Plastid Transformation of Micro-Tom Tomato with a Hemipteran Double-Stranded RNA Results in RNA Interference in Multiple Insect Species.

Abstract

Plant-mediated RNA interference (RNAi) holds great promise for insect pest control, as plants can be transformed to produce double-stranded RNA (dsRNA) to selectively down-regulate insect genes essential for survival. For optimum potency, dsRNA can be produced in plant plastids, enabling the accumulation of unprocessed dsRNAs.

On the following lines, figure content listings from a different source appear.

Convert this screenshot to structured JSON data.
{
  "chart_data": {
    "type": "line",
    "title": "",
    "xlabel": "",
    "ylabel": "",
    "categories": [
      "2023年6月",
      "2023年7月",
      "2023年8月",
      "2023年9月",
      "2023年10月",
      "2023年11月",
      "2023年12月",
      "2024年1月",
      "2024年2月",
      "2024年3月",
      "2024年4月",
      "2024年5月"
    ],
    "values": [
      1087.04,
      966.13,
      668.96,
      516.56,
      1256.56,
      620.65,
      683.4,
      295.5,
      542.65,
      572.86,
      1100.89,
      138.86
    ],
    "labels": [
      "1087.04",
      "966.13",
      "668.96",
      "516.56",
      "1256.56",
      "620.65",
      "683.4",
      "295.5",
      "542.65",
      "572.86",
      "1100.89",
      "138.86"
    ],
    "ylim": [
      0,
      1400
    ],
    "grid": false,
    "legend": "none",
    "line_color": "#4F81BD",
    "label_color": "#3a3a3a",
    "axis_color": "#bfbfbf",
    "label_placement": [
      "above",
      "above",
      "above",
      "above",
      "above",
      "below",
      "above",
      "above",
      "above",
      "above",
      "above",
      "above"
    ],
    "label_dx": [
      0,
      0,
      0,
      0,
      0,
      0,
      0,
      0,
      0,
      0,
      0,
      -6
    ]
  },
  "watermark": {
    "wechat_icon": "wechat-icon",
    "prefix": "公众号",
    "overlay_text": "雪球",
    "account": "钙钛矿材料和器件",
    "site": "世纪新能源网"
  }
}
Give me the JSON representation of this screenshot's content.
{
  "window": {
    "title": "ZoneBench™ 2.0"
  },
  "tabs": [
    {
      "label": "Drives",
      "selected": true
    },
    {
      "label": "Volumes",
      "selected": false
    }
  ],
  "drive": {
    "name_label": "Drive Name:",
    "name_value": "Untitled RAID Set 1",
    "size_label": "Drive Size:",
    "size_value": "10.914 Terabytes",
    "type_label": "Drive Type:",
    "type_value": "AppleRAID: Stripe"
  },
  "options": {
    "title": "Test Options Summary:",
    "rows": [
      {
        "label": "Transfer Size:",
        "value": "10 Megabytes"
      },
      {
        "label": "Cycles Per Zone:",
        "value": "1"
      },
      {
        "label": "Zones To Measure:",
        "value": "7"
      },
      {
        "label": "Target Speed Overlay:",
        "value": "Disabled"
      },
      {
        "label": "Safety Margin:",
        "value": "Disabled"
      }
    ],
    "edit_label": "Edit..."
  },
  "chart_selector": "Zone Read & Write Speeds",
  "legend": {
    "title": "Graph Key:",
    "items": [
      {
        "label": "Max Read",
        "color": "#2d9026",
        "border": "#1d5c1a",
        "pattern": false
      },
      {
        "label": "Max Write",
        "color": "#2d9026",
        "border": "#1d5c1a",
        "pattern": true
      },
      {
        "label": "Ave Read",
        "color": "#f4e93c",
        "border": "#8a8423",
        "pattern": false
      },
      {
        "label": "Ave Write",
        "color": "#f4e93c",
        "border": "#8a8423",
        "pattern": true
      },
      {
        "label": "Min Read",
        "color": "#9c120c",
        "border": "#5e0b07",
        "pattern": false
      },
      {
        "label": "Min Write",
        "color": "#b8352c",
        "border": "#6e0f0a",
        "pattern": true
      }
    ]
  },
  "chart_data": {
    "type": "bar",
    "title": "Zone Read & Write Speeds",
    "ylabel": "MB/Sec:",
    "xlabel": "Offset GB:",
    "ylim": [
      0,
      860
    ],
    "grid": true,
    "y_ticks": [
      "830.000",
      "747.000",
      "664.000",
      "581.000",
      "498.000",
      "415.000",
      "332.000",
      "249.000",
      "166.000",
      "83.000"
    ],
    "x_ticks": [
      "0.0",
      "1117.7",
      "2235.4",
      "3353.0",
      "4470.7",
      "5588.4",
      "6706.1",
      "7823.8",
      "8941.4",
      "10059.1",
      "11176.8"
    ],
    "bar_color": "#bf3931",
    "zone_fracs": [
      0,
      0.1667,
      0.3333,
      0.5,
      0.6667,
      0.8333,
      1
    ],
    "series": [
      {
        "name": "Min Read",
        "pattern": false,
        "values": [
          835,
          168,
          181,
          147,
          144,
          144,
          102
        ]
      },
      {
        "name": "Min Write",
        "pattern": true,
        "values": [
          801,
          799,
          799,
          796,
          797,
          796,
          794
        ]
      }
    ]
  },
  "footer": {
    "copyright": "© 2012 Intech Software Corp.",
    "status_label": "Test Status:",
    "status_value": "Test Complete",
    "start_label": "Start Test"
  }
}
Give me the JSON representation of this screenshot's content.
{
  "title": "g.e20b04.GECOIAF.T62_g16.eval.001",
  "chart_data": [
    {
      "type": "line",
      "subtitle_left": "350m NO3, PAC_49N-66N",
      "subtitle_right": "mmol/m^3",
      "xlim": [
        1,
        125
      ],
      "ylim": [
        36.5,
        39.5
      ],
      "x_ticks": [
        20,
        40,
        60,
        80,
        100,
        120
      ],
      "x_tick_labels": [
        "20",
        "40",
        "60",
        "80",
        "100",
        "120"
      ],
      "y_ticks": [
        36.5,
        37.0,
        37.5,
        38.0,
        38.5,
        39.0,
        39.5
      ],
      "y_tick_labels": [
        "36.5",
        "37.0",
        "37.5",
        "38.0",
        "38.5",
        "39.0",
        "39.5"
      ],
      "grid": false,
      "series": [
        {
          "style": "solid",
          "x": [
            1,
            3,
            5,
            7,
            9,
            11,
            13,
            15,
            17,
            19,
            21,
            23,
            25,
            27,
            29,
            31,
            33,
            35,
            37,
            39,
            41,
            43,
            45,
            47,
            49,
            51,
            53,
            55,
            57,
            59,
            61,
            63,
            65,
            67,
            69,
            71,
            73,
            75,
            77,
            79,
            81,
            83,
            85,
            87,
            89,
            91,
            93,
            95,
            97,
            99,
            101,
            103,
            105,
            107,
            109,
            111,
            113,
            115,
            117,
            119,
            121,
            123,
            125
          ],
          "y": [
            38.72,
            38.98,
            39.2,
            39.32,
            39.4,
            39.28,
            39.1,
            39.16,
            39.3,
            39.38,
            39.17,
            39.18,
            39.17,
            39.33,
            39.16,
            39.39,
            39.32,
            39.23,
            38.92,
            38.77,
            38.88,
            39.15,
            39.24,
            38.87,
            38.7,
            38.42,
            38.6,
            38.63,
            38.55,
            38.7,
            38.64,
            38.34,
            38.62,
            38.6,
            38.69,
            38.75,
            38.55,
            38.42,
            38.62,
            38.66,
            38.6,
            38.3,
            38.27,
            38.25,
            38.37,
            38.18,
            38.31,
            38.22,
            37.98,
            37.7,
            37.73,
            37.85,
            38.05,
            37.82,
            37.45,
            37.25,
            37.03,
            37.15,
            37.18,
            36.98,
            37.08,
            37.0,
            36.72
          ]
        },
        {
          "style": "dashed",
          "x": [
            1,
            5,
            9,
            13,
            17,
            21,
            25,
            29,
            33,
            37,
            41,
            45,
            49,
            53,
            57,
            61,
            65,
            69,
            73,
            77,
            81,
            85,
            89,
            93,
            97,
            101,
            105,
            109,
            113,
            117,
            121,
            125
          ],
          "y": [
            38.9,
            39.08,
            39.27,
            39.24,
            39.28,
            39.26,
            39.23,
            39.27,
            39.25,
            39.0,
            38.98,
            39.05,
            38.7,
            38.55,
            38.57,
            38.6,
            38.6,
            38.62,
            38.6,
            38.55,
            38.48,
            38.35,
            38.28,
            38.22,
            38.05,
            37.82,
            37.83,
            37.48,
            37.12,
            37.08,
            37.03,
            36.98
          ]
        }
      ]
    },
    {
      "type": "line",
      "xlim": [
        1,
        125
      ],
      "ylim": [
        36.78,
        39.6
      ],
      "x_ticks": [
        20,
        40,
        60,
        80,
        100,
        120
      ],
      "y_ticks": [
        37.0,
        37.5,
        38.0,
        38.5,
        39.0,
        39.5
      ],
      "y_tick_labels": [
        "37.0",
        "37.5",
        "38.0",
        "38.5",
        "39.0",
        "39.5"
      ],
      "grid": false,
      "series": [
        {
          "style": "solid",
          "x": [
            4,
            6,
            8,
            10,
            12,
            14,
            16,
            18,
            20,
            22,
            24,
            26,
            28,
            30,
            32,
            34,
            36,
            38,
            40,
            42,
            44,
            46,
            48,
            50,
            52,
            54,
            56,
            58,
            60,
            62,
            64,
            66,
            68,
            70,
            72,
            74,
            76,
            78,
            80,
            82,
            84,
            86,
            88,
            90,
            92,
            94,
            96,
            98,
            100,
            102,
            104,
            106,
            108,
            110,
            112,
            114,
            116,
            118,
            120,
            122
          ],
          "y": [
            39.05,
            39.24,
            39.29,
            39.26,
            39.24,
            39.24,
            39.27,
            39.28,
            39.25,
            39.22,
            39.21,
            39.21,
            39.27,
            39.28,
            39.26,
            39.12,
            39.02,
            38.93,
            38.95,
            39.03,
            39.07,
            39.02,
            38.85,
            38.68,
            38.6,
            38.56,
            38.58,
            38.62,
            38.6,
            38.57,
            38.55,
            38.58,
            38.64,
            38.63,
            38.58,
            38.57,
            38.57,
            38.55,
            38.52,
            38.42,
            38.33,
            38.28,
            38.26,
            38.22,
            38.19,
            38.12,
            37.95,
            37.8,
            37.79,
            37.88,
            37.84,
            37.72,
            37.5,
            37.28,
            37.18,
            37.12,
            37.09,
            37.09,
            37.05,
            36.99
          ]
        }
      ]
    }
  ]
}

However, the relative effectiveness of this strategy in inducing an RNAi response in insects using different feeding mechanisms is understudied. To investigate this, we first tested an in vitro-synthesized 189 bp dsRNA matching a highly conserved region of the v-ATPaseA gene from cotton mealybug (Phenacoccus solenopsis) on three insect species from two different orders that use leaf-chewing, lacerate-and-flush, or sap-sucking mechanisms to feed, and showed that the dsRNA significantly down-regulated the target gene. We then developed transplastomic Micro-tom tomato plants to produce the dsRNA in plant plastids and showed that the dsRNA is produced in leaf, flower, green fruit, red fruit, and roots, with the highest dsRNA levels found in the leaf. The plastid-produced dsRNA induced a significant gene down-regulation in insects using leaf-chewing and lacerate-and-flush feeding mechanisms, while sap-sucking insects were unaffected. Our results suggest that plastid-produced dsRNA can be used to control leaf-chewing and lacerate-and-flush feeding insects, but may not be useful for sap-sucking insects.